Zoom link: https://us02web.zoom.us/j/88340808048?pwd=MVJ3V1RIRkJVSEpqMnpJN1EvREM3Zz09
Abstract
Several genera of filamentous, N2 fixing cyanobacteria, e.g., Aphanizomenon, Nodularia, and Trichodesmuim, occur as individual trichomes and form mm large colonies in lakes, brackish waters or in the ocean. These cyanobacteria can cover their N-demand relative to C-fixation completely by N2 fixation, and they often release recently fixed N2 as ammonium to the ambient water. Thus, colony formation is often thought to facilitate N2-fixation in these cyanobacteria. However, recent research involving O2 and pH microsensors, stable isotopic tracers combined with secondary ion mass spectrometry for cell-specific C and N2 fixation measurements, and diffusion models have demonstrated a high variation of cell-specific N2 fixation rates in colony-forming cyanobacteria, and that the chemical microenvironments within colonies do not always favour N2-fixation. Colonies collected in the field are often highly supersaturated with O2 during light and only rarely anoxic in their centre during darkness.

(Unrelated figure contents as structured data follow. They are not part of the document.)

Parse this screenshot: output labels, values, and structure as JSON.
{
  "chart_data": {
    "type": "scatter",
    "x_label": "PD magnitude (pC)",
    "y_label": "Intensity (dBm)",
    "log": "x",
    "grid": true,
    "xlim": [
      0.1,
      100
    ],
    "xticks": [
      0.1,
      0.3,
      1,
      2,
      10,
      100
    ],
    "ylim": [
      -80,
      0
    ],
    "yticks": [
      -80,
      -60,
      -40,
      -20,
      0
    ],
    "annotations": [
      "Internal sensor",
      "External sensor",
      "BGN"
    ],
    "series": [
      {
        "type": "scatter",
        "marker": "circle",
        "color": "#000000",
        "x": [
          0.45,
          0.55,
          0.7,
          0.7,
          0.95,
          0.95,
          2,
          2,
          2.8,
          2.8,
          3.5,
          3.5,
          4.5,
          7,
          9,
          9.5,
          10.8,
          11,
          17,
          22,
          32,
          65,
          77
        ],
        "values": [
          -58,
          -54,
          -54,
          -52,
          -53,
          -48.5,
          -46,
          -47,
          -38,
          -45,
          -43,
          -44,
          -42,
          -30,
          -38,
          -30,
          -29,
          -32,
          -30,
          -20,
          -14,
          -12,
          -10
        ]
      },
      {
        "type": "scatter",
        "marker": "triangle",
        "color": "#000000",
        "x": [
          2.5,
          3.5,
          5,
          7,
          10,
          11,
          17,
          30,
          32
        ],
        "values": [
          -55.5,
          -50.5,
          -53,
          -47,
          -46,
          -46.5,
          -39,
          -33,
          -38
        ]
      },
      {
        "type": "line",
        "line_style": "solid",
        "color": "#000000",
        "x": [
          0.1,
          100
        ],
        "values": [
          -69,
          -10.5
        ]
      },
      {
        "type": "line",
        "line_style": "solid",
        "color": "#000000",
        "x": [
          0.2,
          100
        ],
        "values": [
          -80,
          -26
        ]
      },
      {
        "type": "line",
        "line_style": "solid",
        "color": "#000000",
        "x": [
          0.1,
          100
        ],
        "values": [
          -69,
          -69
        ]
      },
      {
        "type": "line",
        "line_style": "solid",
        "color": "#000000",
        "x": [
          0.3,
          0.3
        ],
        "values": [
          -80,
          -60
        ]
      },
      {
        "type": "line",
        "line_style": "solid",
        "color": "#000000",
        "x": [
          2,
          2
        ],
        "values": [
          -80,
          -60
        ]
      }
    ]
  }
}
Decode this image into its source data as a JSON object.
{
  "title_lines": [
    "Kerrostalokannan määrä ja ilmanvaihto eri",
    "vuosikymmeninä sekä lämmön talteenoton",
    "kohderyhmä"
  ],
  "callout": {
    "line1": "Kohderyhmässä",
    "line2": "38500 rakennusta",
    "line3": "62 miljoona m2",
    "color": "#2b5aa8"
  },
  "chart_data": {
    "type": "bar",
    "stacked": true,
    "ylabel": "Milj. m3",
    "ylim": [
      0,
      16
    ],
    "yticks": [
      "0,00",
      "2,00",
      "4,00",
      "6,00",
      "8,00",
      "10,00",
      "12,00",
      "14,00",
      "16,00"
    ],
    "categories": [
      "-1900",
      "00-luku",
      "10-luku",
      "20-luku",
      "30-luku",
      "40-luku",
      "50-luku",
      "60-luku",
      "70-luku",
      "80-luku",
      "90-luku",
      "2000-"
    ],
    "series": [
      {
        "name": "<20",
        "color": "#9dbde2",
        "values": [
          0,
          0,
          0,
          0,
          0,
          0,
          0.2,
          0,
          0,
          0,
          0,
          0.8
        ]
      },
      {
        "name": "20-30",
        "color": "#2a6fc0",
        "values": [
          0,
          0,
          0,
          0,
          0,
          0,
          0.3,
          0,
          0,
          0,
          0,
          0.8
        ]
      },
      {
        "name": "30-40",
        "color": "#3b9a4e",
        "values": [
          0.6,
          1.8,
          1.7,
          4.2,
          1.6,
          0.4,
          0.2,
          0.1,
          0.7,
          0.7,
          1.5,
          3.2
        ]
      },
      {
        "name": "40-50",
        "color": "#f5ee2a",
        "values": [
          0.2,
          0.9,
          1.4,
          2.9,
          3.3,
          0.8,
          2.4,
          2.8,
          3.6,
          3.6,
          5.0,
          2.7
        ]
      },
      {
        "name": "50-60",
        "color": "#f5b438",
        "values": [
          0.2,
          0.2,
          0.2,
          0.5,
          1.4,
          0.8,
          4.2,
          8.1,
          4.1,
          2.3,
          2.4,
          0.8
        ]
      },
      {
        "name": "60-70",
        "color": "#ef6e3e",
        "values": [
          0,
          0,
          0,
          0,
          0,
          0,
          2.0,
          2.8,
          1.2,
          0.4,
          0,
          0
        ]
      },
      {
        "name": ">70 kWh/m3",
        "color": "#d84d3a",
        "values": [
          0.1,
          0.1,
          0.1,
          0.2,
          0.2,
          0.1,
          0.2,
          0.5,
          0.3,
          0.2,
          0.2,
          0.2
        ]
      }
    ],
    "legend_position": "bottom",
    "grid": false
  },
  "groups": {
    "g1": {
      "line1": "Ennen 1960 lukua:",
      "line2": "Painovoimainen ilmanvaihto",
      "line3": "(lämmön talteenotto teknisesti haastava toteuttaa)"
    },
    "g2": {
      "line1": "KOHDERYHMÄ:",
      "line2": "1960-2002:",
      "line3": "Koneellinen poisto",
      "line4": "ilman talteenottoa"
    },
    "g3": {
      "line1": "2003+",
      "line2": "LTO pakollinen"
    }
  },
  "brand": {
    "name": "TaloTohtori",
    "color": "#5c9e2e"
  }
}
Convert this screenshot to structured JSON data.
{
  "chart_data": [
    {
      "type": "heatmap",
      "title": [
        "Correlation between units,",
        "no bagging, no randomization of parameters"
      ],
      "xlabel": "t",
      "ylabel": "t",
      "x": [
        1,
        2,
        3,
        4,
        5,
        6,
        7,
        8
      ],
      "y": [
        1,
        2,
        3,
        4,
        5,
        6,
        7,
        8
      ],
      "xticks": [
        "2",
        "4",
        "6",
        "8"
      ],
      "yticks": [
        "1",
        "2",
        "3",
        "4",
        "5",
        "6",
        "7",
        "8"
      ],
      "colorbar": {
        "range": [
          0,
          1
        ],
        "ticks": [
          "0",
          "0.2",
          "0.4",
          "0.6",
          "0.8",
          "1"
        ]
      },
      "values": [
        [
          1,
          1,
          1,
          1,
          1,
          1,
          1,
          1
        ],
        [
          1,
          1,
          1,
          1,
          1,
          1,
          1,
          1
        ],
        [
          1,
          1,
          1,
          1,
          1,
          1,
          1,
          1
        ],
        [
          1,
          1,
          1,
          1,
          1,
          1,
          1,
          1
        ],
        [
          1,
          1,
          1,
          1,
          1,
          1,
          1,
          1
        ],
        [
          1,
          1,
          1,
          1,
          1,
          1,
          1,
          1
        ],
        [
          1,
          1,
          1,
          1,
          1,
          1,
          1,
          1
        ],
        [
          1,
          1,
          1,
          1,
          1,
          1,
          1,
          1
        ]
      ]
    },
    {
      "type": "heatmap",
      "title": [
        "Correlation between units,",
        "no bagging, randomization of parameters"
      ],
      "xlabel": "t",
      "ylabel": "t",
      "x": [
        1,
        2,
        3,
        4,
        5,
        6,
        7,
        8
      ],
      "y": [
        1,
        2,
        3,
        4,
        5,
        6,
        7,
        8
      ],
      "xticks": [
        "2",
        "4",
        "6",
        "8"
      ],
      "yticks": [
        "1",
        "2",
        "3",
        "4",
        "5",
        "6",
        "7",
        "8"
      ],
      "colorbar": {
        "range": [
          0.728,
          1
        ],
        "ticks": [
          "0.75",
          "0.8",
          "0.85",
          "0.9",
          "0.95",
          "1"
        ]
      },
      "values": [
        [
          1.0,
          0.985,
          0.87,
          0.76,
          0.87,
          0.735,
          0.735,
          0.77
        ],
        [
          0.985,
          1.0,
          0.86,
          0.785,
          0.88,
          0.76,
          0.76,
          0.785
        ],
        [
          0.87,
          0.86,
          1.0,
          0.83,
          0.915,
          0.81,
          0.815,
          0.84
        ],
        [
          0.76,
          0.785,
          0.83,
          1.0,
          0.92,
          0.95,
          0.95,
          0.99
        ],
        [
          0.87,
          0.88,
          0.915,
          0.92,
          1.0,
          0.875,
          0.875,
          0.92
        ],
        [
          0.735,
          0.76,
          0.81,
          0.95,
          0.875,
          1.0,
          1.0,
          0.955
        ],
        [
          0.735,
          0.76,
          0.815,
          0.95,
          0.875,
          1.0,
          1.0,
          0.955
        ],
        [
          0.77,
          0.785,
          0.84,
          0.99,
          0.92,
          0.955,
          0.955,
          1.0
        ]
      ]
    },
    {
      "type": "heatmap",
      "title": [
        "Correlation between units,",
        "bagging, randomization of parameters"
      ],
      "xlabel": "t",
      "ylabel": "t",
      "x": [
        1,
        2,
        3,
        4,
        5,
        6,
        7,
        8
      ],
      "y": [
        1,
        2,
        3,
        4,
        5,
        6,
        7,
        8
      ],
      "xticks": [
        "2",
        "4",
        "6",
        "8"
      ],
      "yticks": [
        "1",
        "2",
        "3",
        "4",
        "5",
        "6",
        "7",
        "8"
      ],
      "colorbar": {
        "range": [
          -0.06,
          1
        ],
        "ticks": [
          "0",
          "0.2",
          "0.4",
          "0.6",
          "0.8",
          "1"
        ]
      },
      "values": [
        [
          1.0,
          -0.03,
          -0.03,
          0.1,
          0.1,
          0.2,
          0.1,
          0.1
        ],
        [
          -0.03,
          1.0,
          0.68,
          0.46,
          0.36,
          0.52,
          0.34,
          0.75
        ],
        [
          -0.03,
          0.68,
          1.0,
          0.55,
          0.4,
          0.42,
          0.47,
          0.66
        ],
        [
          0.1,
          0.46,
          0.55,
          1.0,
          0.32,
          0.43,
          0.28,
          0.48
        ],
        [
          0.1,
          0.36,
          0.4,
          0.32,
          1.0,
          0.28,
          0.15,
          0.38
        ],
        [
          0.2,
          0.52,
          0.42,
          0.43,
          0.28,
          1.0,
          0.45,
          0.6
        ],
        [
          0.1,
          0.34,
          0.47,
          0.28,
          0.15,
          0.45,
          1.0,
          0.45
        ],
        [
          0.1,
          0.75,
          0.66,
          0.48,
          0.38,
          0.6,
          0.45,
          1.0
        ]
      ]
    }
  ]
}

In connection with O2 evolution and consumption during photosynthesis and respiration, the pH within colonies is highly dynamic and can vary from 7.4 to 9.0 depending on light conditions in brackish waters. In oceanic waters with higher buffering capacity, pH can vary between 7.92 and 8.17 within Trichodesmium colonies. At the same time, ammonium release from excess N2 fixation causes steep concentration gradients of ammonium in the nM to mM range within colonies. The ammonium is partly assimilated by associated microbiota, rather than by the cyanobacteria, and partly released to the ambient water. A diffusion model demonstrates that the capacity to do N2-fixation is a prerequisite to meet N-demands during the formation of mm large colonies because these otherwise would be severely diffusion limited by ammonium supply from ambient waters with ammonium concentrations in the nM to mM range.